It’s hard to imagine a worse time to cut defense spending. While new threats emerge around the world, sequestration, mandated by the Budget Control Act of 2011, threatens to cut nearly $500 billion from an already slashed defense budget. These impending cuts would have serious repercussions on our military, limiting its readiness and hampering its ability to deploy forces to crucial parts of the world.
With lawmakers unable to find a solution, sequestration is set to take effect on January 2, 2013. At The Heritage Foundation on Thursday, an expert panel convened to discuss the dire effects that sequestration would have on the United States, should the cuts go into affect.
Mackenzie Eaglen of the American Enterprise Institute described a few of sequestration’s more deleterious effects, and noted that some of them were already being felt. Military intelligence is a part of defense spending threatened by the impending budget cuts. With 68,000 troops in Afghanistan, it’s paramount that our troops get the intelligence they deserve.
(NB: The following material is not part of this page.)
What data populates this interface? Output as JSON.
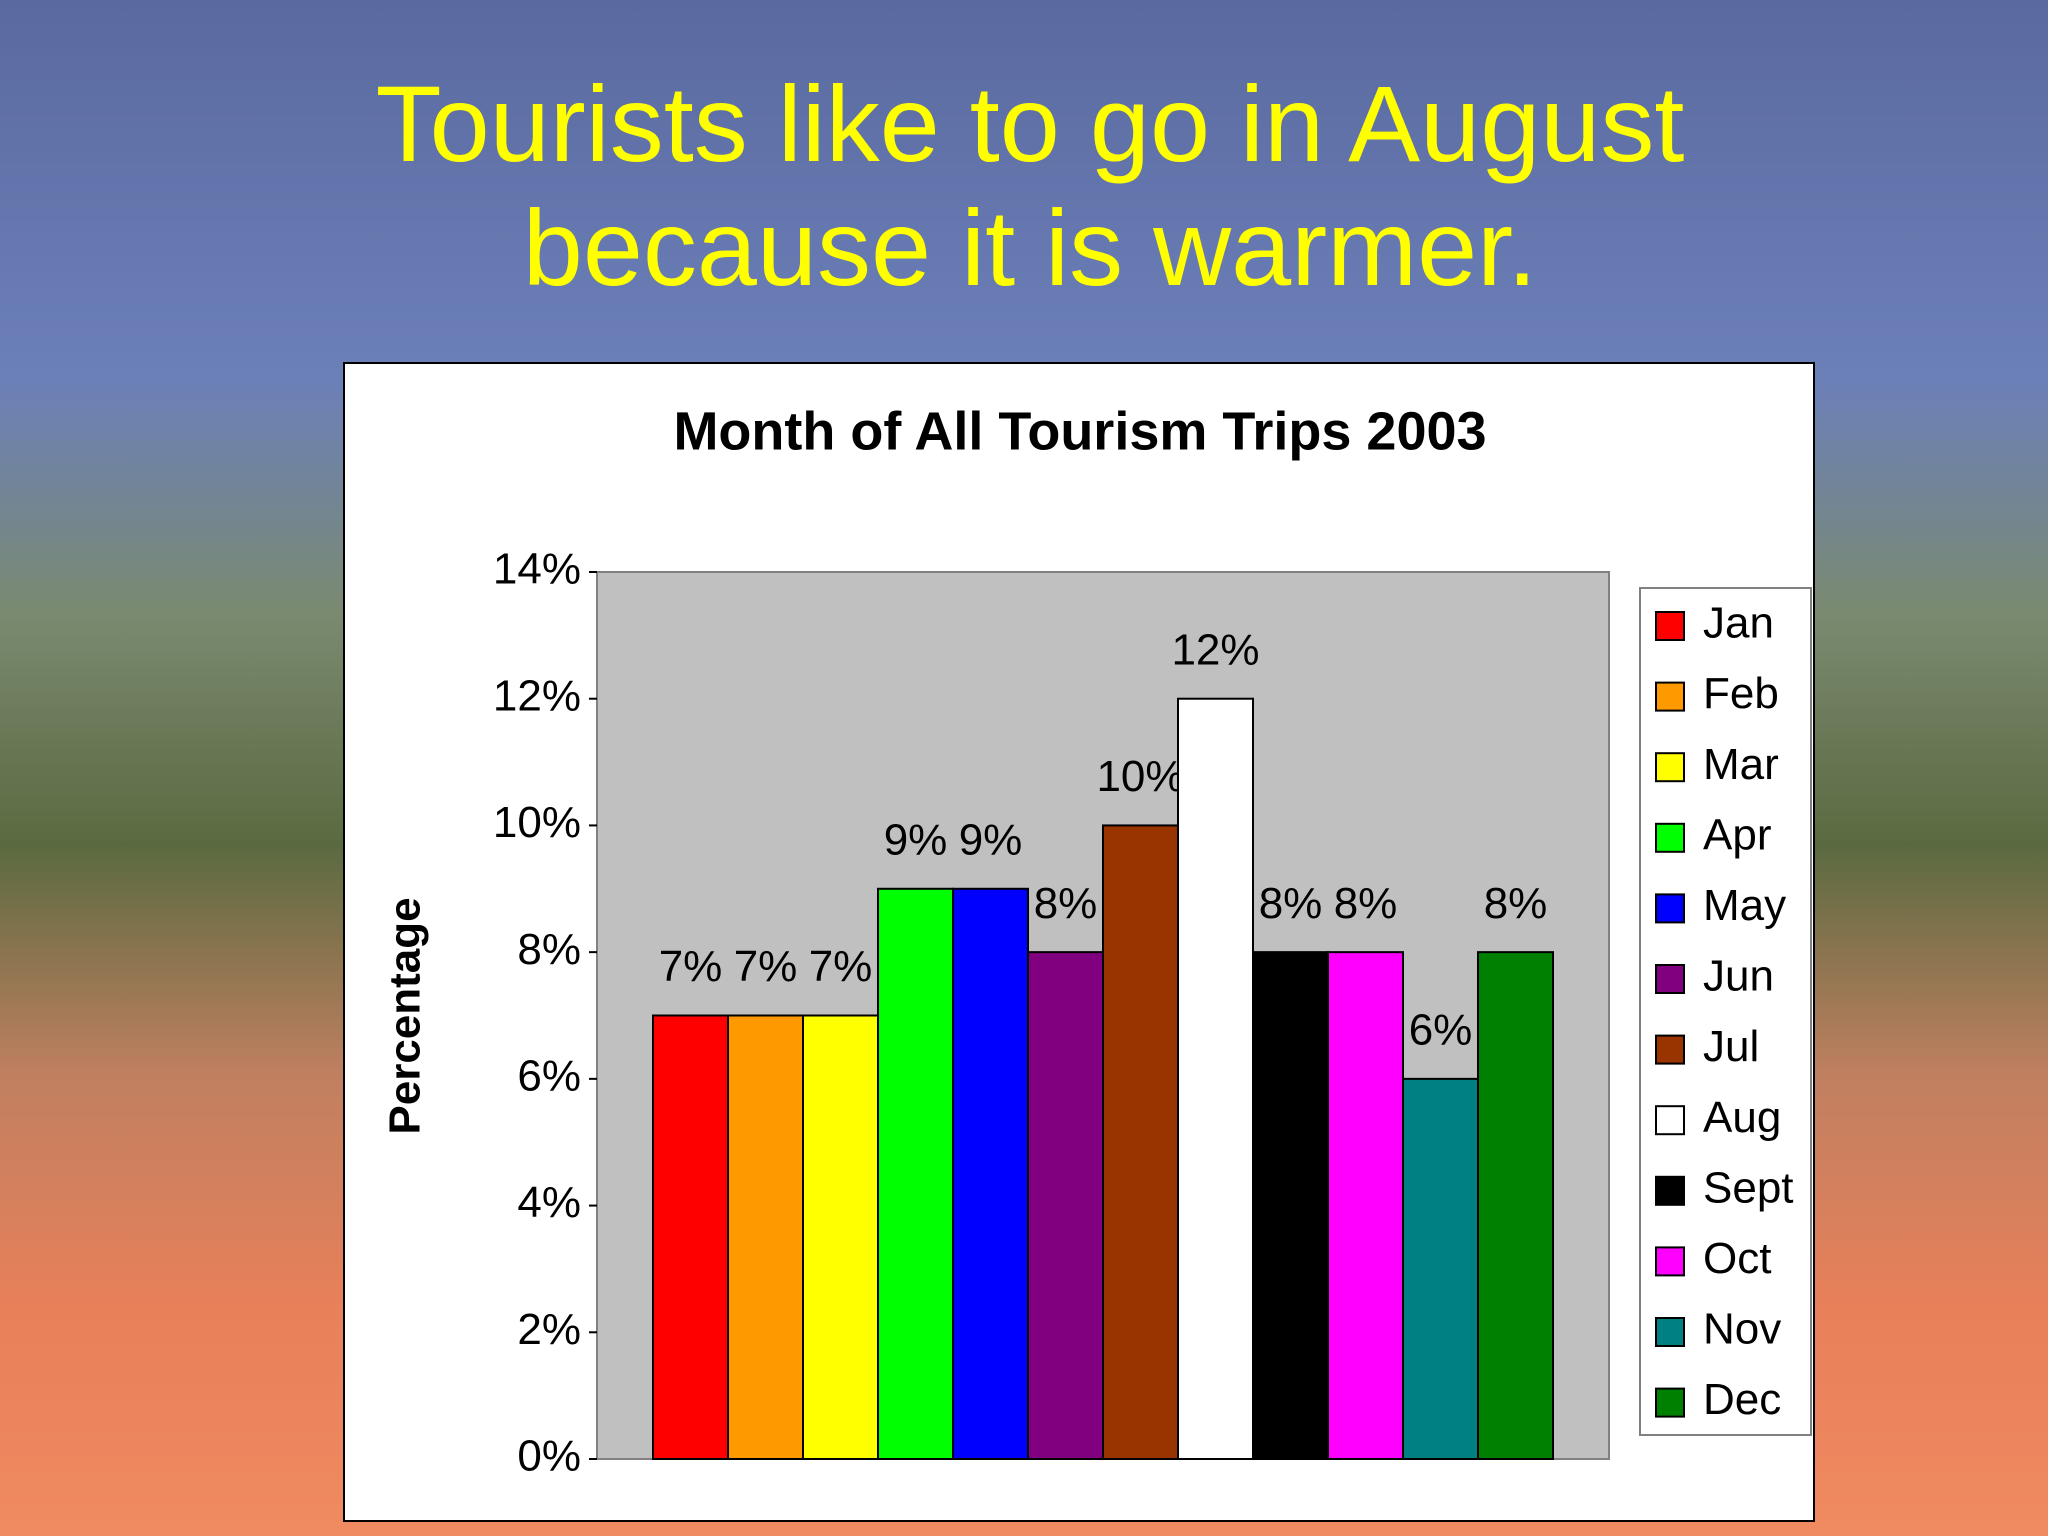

Defense contractors have started issuing layoffs. Many of their suppliers are single-source suppliers, and, should those suppliers exit the market, military preparedness will be jeopardized. Eaglen also pointed out the U.S. Navy’s plan to reduce the number of ships from 285 to 235 over the next 10 years. She characterized such plans as “projecting weakness to our allies and to our enemies.”
Peter Brookes, a senior fellow at Heritage, warned that “the United States is unilaterally disarming in an increasingly dangerous world.” In the panel’s estimation, these increasing dangers include Iran. This state sponsor of terrorism continues to pursue its nuclear ambitions, and is probably just one or two years from achieving its goal. Iran has threatened to close the Strait of Hormuz, and remains in possession of one of the largest (if not the largest) stock of ballistic missiles in the region. Despite 10 years of negotiations, Iran has given no indication of abandoning its nuclear agenda. Brookes equated it to Einstein’s definition of insanity: continuing to do the same thing expecting different results.
Brookes also noted that Syria has entered its 18 month of “revolution,” but there’s still no sign of violence abating anytime soon; and that North Africa is currently the region where Al-Qaeda is most active. It’s essential the United States does not lose its access to these parts of the world.
Responding to the argument that the United States is spending too much on defense, Robert Zarate, policy director at the Foreign Policy Initiative, brought some interesting facts to light. When President Eisenhower coined the phrase, “the military-industrial complex” in 1961, 51 cents of every dollar spent by the federal government was spent on defense, while 37 cents of every dollar spent by the federal government was spent on domestic programs. Today, less than 20 cents of every dollar spent by the federal government is spent on defense, while more than 70 cents of every dollar spent by the federal government is spent on domestic programs.
Zarate mentioned the recent violence in places like Egypt, Yemen, and North Africa, and the implications they might have for the United States going forward. He also talked about the rise of China and the need for the United States to not lose focus on the East. He called the United States that “indispensible pillar in the international system” and pointed out that “we haven’t seen a great-power war since 1945.”